Argh. At the start of Week 3, and mid-point of the month, I am not quite where I should or wanted to be, though truth be told, I am not horribly behind either. Right before the stroke of Midnight, I managed to crack 23K (23,182 to be precise) but only after a really hard push since the day before. Sunday and Monday were not good writing days for a variety of reasons (those Real life things that actually do take precedence over NaNo and that there’s no way to account for) with just over 1200 words between both days. I’m about 2000 words behind right now, nothing that I can’t make up either by dividing those among all the remaining days, or with a really good writing day.
At the start of Week 3 I realize I am probably rambling a little too much. Almost at the half-point of the book, I am just barely getting to the second big point in the memoir out of 6 or 7 total. I am not worried about writing too much (if anything this assures I will not run out of stuff to write before reaching 50K) but I can already tell the Editor-Me is going to have a field day with this first draft. Still, chugging along, writing, writing, writing and leaving the editing for later on. The one good thing is that I feel my memoir technique is getting a little better. It’s a different form of writing, even if it somewhat resembles fiction, and I’m learning the rules as I go along, both from practice and from a book I’m reading, Writing Your Life: Putting your Past on Paper, by Lou Willet Stanek.
Back to writing now. At least I have some new music to help me out, but that will be another post.
It doesn’t quite match my own running word count, much like the graph on the sidebar, because the NaNo system counts days by the calendar, and I count days as the time between me getting up and going to sleep. Later on I’ll post my own word count chart. Still, a great tool.
Well, we have just begun week 2 of NaNo. Week 2 is described as being tedious because you lose the steam brought by the newness of NaNo, but you aren’t so far in that quitting isn’t an option. Last year I quit in week 2, but this year I will plow on.
Today I broke 13,000 words; after a very dismal word count yesterday, I came back and wrote 2753 words during the day, putting me back on track. I can’t slack off, though.
My book has taken an interesting turn.
I knew that fiction stories took on a life of their own, characters suddenly deciding to do things other than what you intended (and if you aren’t a writer, you think that sounds ludicrous), but I though a memoir was immune to that. I was wrong, it seems. Meant to be a combination religious journey/travel memoir, it seems the religious journey has taken center stage, with the travel an addendum to explain how I changed based on those trips. I’m gonna let it continue to lead me in that direction. If I need to take out all the early part about traveling that doesn’t fit with the other theme when I go over the draft then so be it.
Broke 9000 words tonight and I am beat. The words are flowing nicely, but tonight was a difficult night to write, as I had to relive very painful moments of my life to get those images from my mind onto “paper.” Still, I’m feeling very good about the book so far.
Day 3 and so far so good; the words are flowing without much coaxing, and the act of writing feels organic, not forced.
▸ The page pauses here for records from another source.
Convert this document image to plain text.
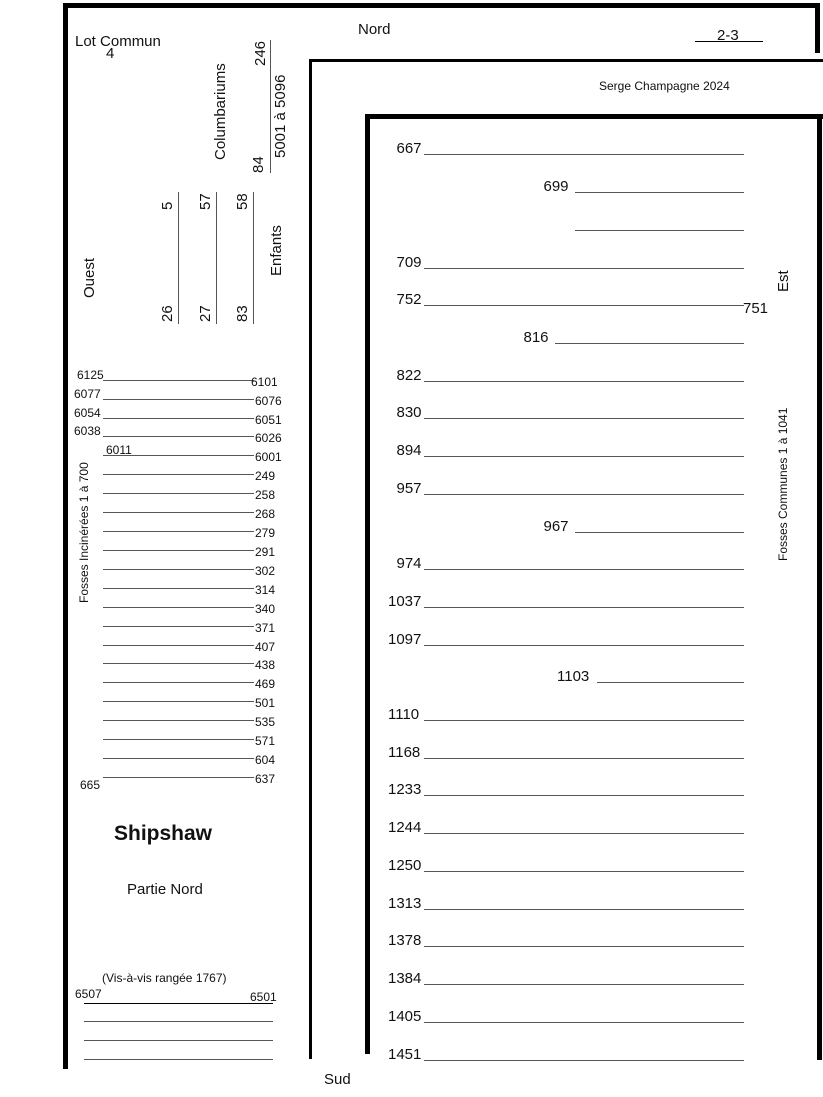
Nord
Sud
Est
Ouest
2-3
Serge Champagne 2024
Lot Commun
4
Columbariums
246
84
5001 à 5096
5
26
57
27
58
83
Enfants
Fosses Incinérées 1 à 700
6125	6101
6077	6076
6054	6051
6038	6026
6011	6001
249
258
268
279
291
302
314
340
371
407
438
469
501
535
571
604
665	637
Shipshaw
Partie Nord
(Vis-à-vis rangée 1767)
6507	6501
Fosses Communes 1 à 1041
667
699
709
752
751
816
822
830
894
957
967
974
1037
1097
1103
1110
1168
1233
1244
1250
1313
1378
1384
1405
1451
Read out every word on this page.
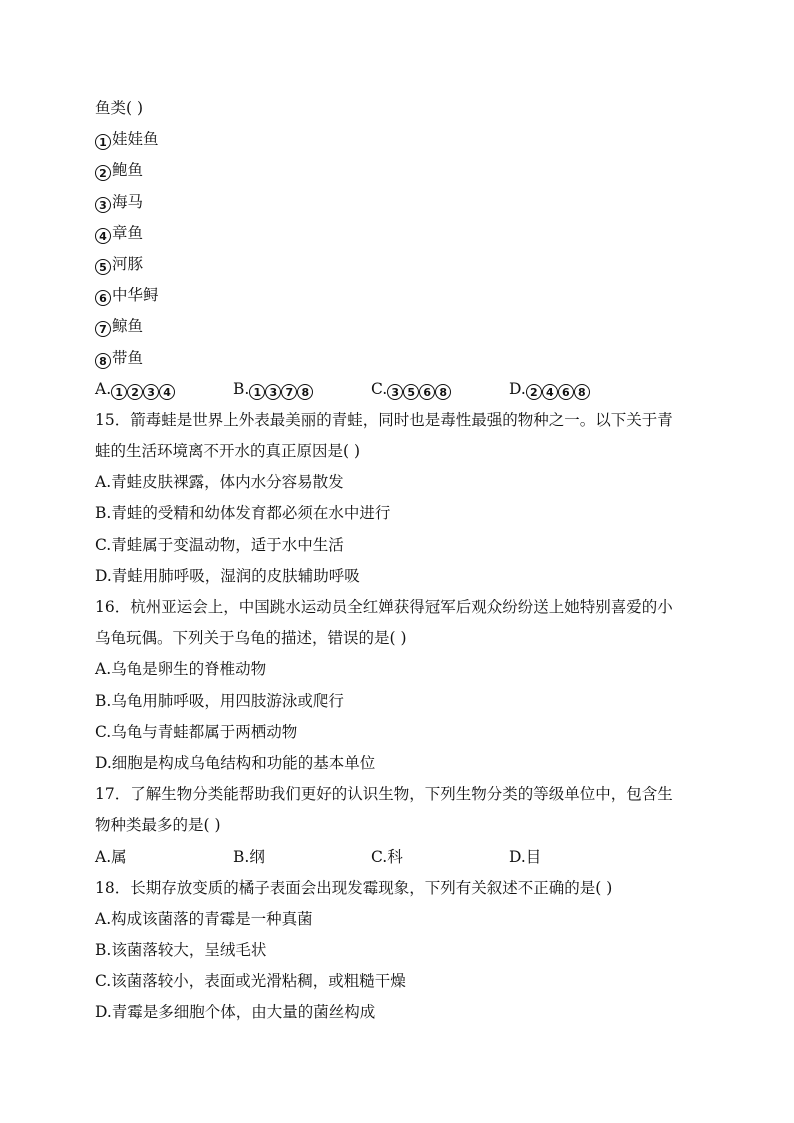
鱼类( )
1 娃娃鱼
2 鲍鱼
3 海马
4 章鱼
5 河豚
6 中华鲟
7 鲸鱼
8 带鱼
A. 1 2 3 4	B. 1 3 7 8	C. 3 5 6 8	D. 2 4 6 8
15．箭毒蛙是世界上外表最美丽的青蛙，同时也是毒性最强的物种之一。以下关于青
蛙的生活环境离不开水的真正原因是( )
A.青蛙皮肤裸露，体内水分容易散发
B.青蛙的受精和幼体发育都必须在水中进行
C.青蛙属于变温动物，适于水中生活
D.青蛙用肺呼吸，湿润的皮肤辅助呼吸
16．杭州亚运会上，中国跳水运动员全红婵获得冠军后观众纷纷送上她特别喜爱的小
乌龟玩偶。下列关于乌龟的描述，错误的是( )
A.乌龟是卵生的脊椎动物
B.乌龟用肺呼吸，用四肢游泳或爬行
C.乌龟与青蛙都属于两栖动物
D.细胞是构成乌龟结构和功能的基本单位
17．了解生物分类能帮助我们更好的认识生物，下列生物分类的等级单位中，包含生
物种类最多的是( )
A.属	B.纲	C.科	D.目
18．长期存放变质的橘子表面会出现发霉现象，下列有关叙述不正确的是( )
A.构成该菌落的青霉是一种真菌
B.该菌落较大，呈绒毛状
C.该菌落较小，表面或光滑粘稠，或粗糙干燥
D.青霉是多细胞个体，由大量的菌丝构成
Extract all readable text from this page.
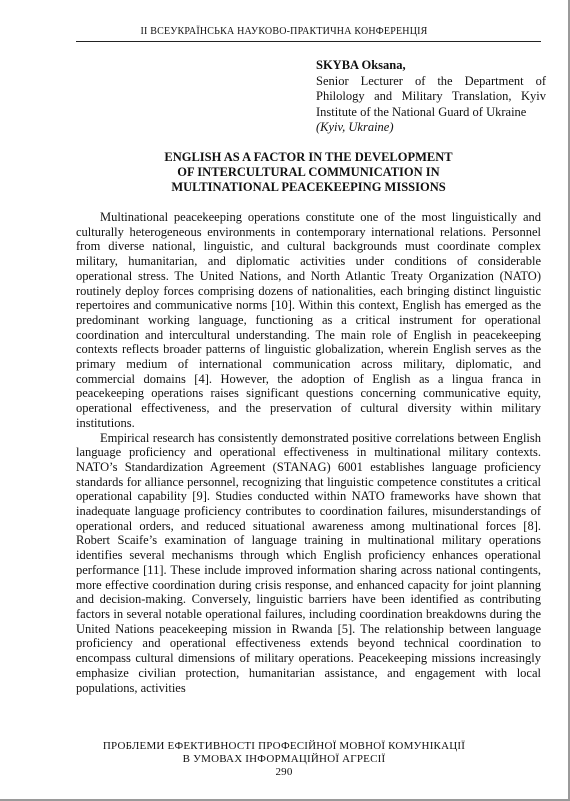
II ВСЕУКРАЇНСЬКА НАУКОВО-ПРАКТИЧНА КОНФЕРЕНЦІЯ
SKYBA Oksana,
Senior Lecturer of the Department of Philology and Military Translation, Kyiv Institute of the National Guard of Ukraine
(Kyiv, Ukraine)
ENGLISH AS A FACTOR IN THE DEVELOPMENT
OF INTERCULTURAL COMMUNICATION IN
MULTINATIONAL PEACEKEEPING MISSIONS

Multinational peacekeeping operations constitute one of the most linguistically and culturally heterogeneous environments in contemporary international relations. Personnel from diverse national, linguistic, and cultural backgrounds must coordinate complex military, humanitarian, and diplomatic activities under conditions of considerable operational stress. The United Nations, and North Atlantic Treaty Organization (NATO) routinely deploy forces comprising dozens of nationalities, each bringing distinct linguistic repertoires and communicative norms [10]. Within this context, English has emerged as the predominant working language, functioning as a critical instrument for operational coordination and intercultural understanding. The main role of English in peacekeeping contexts reflects broader patterns of linguistic globalization, wherein English serves as the primary medium of international communication across military, diplomatic, and commercial domains [4]. However, the adoption of English as a lingua franca in peacekeeping operations raises significant questions concerning communicative equity, operational effectiveness, and the preservation of cultural diversity within military institutions.

Empirical research has consistently demonstrated positive correlations between English language proficiency and operational effectiveness in multinational military contexts. NATO’s Standardization Agreement (STANAG) 6001 establishes language proficiency standards for alliance personnel, recognizing that linguistic competence constitutes a critical operational capability [9]. Studies conducted within NATO frameworks have shown that inadequate language proficiency contributes to coordination failures, misunderstandings of operational orders, and reduced situational awareness among multinational forces [8]. Robert Scaife’s examination of language training in multinational military operations identifies several mechanisms through which English proficiency enhances operational performance [11]. These include improved information sharing across national contingents, more effective coordination during crisis response, and enhanced capacity for joint planning and decision-making. Conversely, linguistic barriers have been identified as contributing factors in several notable operational failures, including coordination breakdowns during the United Nations peacekeeping mission in Rwanda [5]. The relationship between language proficiency and operational effectiveness extends beyond technical coordination to encompass cultural dimensions of military operations. Peacekeeping missions increasingly emphasize civilian protection, humanitarian assistance, and engagement with local populations, activities

ПРОБЛЕМИ ЕФЕКТИВНОСТІ ПРОФЕСІЙНОЇ МОВНОЇ КОМУНІКАЦІЇ
В УМОВАХ ІНФОРМАЦІЙНОЇ АГРЕСІЇ
290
I was worried about that since I hadn’t written in quite a long time, but thank G-d, no problem there so far.
The hardest part for me is that I am writing a memoir, and shifting through the foggy mists of memory can distract you before you are even aware you are daydreaming and have lost 10-15 minutes recalling something that won’t be more than a couple of sentences on the page. The opposite of that is getting lost in the writing of a scene, recalling a particular memory and writing it out in excrutiating detail when just a couple of sentences would have sufficed. Now, of the two I prefer the second one, since it adds to the word count, even if I know I’ll have to revise and edit later on, but both are a danger one needs to keep in mind when writing a memoir.
The only problem with NaNo I (and my wife for that matter) have is that we are observant Jews that keep Shabbat, so Friday night to Saturday night NaNo is off-limits to us, thus our daily word count totals are slightly different than the standard 50K-divided-by-30. That means that when we need to be on top of our game even more, so we can make up the word count for the days we don’t have all day to write.
Now I gotta head home and prepare for Shabbat, though maybe I’ll have time to put down another 500 words before I have to go to prayers.